The two curators, zoya. and Hasan Aksaygin, accompanied the participants from the comic workshop to the actual planning and realization of the exhibition. Both are professional curators, active in the queer migrant scene in Berlin. They were able to persuade other participants with a refugee background from outside the shelter in Treptow to participate in the project – artists from Syria, Uganda, Iran, Afghanistan, Egypt and Sudan. All of them will be showing their works. Together with the original group of refugees, they have created the exhibition The Lightest Shade of Aflatoon and showing works of Murtaza (in collaboration with Reza), Michael Daoud, Keith King (in collaboration with Austin Drake Bryan), Ahmed Isam Aldin, Hussam, Petra Gall and Raja Shamam.
A pure and sublime white meets a rich and vibrant purple to create this unique blend.
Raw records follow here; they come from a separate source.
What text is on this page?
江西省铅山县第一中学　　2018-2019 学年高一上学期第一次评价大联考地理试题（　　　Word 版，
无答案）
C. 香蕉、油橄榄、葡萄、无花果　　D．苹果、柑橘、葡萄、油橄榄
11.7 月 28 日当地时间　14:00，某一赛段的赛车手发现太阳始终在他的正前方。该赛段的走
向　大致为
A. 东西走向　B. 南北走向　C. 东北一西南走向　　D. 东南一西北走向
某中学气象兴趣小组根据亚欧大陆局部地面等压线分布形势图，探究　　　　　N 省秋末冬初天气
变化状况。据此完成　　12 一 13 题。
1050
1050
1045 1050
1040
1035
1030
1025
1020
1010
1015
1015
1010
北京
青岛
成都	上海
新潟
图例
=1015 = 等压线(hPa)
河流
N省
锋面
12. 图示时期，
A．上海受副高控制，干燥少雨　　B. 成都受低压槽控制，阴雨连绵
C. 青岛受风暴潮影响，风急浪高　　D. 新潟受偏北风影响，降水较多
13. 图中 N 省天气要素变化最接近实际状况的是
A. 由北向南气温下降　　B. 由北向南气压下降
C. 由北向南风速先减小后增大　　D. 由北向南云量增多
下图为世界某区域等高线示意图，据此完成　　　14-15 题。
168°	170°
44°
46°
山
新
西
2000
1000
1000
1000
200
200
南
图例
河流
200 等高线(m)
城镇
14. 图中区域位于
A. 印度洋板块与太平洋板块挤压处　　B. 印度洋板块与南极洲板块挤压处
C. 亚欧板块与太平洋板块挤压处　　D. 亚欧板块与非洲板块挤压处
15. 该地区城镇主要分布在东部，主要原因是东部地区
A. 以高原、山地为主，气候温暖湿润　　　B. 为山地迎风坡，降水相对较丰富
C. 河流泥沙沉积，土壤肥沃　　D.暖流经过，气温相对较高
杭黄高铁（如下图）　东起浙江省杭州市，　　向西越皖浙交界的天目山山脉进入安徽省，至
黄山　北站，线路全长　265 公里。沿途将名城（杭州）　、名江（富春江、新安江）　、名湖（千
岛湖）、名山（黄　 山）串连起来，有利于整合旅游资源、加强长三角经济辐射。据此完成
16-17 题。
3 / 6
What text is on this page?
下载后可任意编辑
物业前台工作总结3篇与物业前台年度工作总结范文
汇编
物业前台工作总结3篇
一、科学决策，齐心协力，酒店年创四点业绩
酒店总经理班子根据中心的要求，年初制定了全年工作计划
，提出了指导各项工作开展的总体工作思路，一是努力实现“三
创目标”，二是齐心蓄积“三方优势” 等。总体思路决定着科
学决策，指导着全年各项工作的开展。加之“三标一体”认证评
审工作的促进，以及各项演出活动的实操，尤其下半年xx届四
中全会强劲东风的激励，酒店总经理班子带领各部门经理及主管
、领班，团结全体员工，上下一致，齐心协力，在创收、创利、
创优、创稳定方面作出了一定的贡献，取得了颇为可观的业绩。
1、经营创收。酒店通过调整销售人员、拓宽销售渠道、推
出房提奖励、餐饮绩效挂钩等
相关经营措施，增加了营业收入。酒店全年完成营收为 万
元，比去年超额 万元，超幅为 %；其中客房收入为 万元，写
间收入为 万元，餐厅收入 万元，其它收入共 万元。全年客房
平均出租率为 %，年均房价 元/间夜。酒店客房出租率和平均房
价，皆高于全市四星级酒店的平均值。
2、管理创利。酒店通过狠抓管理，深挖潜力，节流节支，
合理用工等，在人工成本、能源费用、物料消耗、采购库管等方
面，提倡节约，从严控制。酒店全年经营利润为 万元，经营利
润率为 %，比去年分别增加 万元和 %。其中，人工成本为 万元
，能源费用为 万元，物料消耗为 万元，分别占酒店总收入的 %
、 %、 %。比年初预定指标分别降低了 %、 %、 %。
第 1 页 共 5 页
Aflatoon |ˈafˈlāˈto͞on | Plato, as spoken in languages across North Africa, the Mediterranean and the Middle-East. In some of those languages, also the name for purple—a tribute to the philosopher who referred to the hue as “the most beautiful colour.”  In the English language, the most everyday use of this philosopher is to evoke non-sexual intimacies—the platonic friendship.
The foundational figure of Western philosophy who gave us the world of Forms blossoms to provide etymological roots to everyday language in the East. At once the conventionalization and the poeticization of rigorous, systematic thought.
See how the pure and unworldly Plato encounters the majestic and sensual Aflatoon.
The white cube: the quintessential space from which to study form and aesthetics. An entry point to Plato’s world of Ideas—a transcendental or “ideal space, where the surrounding matrix of space-time is symbolically annulled.”  Painted by the cleanest of pigments to efface the pettiness of history and context—to help the gaze detach itself from the subject.
Purple: once upon a time, it was the most expensive and extravagant of colours, used primarily by Royalty. Emperor Otto II, for example, presented Empress Theophanu with a purple-dyed marriage certificate promising an extensive dowry. Today, following the Women’s Suffrage and Political Union movements in England, purple has become the colour of feminism, symbolizing loyalty and hope. A lighter shade—lavender—has come to be associated with lesbianism.
A loud and queering purple throws shade upon the gallery walls. A fathomless white responds by ingesting the purple, appropriating it into itself as the institution tends to. But where does one hue end and the other begin? The line separating the pigments becomes as obscured as the power relations within their encounter, as they blend to create a beautiful backdrop for a most delightful viewing experience.
 Plato, Der Staat, Übers. v. Otto Apelt (Reclam, Leipzig, 1978), 175.
 Brian O’Doherty, Inside the White Cube: The Ideology of Gallery Space (The Lapis Press, San Francisco 1976), 8.